Richard Rodriguez on culture and assimilation

(Page 2 of 5)

Reason: You suggest in your book that Mexico itself and Mexicans in America have become the comic side, the optimistic side, and that it is actually blond California that is getting pessimistic.

Rodriguez: That's part of the great irony. We've always assumed that America somehow belonged on this land. Well, maybe you can put America in a suitcase and take it to Hong Kong. Maybe you can take it to shanghai. And maybe what our Scandinavian ancestors of the 19th century would recognize as America, or as an American city, they would see more clearly in Tijuana now than they would in San Diego.

Reason: What do you mean by the America that you could take it to Hong Kong?

Rodriguez: The notion of self-reliance. The notion of re-creation. More and more I'm sensing that that kind of optimism belongs now to immigrants in this country--certainly to Mexicans that I meet--and less and less so to the native-born.

Americans seem to be tired.
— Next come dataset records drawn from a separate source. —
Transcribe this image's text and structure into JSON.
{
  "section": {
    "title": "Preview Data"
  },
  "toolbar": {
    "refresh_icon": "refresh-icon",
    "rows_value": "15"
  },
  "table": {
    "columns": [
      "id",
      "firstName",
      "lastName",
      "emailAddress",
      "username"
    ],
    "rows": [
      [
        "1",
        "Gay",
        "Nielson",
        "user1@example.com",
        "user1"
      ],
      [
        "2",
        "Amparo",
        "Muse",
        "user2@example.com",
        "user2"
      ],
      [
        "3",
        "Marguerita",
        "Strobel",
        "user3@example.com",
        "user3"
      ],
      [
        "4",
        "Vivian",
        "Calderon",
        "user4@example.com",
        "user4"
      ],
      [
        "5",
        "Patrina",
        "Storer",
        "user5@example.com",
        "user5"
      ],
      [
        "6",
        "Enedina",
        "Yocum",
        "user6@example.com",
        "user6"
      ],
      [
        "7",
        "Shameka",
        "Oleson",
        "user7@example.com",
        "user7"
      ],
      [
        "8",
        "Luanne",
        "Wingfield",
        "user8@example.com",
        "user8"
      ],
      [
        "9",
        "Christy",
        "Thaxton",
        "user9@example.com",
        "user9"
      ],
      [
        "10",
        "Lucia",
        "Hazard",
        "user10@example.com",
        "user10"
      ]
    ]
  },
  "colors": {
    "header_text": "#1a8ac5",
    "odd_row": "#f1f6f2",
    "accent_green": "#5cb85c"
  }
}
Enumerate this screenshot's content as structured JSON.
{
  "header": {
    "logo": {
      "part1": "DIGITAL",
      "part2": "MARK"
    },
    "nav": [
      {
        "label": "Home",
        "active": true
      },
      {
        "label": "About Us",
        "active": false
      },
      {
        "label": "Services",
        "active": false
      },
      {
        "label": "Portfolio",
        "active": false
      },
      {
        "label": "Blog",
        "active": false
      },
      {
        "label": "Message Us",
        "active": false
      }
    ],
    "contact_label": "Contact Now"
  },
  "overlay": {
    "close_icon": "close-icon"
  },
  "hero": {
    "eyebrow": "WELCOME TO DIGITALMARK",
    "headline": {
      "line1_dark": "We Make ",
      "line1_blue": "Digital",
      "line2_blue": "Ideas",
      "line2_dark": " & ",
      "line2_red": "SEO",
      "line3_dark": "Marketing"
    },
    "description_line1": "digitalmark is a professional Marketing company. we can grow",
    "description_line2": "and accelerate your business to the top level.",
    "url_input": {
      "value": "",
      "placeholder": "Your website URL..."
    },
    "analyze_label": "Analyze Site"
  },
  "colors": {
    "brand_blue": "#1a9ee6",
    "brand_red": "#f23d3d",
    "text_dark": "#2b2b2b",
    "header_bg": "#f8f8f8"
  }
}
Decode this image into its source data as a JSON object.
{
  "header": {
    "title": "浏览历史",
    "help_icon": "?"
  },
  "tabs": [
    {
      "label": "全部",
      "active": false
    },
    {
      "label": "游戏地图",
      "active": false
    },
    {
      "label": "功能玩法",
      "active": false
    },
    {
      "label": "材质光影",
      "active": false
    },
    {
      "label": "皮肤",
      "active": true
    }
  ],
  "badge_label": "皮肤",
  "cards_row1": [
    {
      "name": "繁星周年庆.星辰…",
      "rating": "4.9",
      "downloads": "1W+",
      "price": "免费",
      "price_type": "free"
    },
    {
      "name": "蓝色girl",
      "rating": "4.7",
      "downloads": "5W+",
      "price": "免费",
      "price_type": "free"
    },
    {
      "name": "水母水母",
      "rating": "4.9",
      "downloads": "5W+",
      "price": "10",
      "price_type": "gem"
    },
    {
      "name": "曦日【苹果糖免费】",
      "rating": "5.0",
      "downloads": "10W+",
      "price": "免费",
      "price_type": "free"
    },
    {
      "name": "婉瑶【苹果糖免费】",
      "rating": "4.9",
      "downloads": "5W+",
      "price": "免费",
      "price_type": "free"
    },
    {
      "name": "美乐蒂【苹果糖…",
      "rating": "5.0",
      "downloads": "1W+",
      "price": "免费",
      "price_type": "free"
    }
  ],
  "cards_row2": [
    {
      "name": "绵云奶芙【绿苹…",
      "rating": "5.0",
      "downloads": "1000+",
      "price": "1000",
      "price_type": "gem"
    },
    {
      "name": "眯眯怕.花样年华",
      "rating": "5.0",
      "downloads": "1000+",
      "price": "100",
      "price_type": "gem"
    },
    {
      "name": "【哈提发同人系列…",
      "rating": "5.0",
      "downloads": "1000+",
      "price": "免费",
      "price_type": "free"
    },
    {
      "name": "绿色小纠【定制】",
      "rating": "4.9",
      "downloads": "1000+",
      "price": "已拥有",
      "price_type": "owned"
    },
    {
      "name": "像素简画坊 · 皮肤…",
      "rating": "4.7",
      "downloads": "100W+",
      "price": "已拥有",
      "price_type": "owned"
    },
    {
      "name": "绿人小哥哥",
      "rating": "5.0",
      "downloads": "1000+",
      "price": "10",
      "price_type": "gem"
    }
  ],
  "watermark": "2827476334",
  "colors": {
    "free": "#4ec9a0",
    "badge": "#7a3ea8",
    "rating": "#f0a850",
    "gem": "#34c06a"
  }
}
They talk about a lot of problems. I'm not depressed about the problems on the horizon, because I think that's where you get solutions. We'll start growing our spinach in space only when we run out of space. What I worry about is that when you talk about zero population growth and that sort of thing you are really talking about a sort of stopped time, where the whole process of evolution gets called into question.

Reason: Why do you think people today talk so much about culture?

Rodriguez: Because there is an enormous sense of discontinuity in our lives. A friend of mine who was writing a book on Orange County once took me to this enormous shopping center--South Coast Plaza--where there were Iranians and Mexicans and everybody, and I said to him, "Do you feel flattered that the whole world has come to where you used to bicycle across open fields?" And he said. "Of course I feel flattered. It s an extraordinary idea that the entire world would come to your playground. But at some other level I feel enormously besieged, and in some sense displaced, that here they're coming and they have no memory that I was here." We may become some new tribe of American Indians, who remember a California once upon a time and now are in the presence of rude people whose memory doesn't extend that far.

So we start asking questions about what our culture was and what their culture seems to be. Most people tend to use culture in a static sense--he represents this culture and I represent this culture. I think culture is much more fluid and experiential. I belong to many cultures. I've had many cultural experiences. And the notion that I've lost my culture is ludicrous. because you can't lose a culture. You can change a culture in your lifetime. as in fact most of us do. I'm not my father. I didn't grow up in the state of Colima in Western Mexico. I grew up in California in the 1950s. The notion that I've lost his culture is, of course, at some level true, but not interesting. The interesting thing is that my culture is I Love Lucy.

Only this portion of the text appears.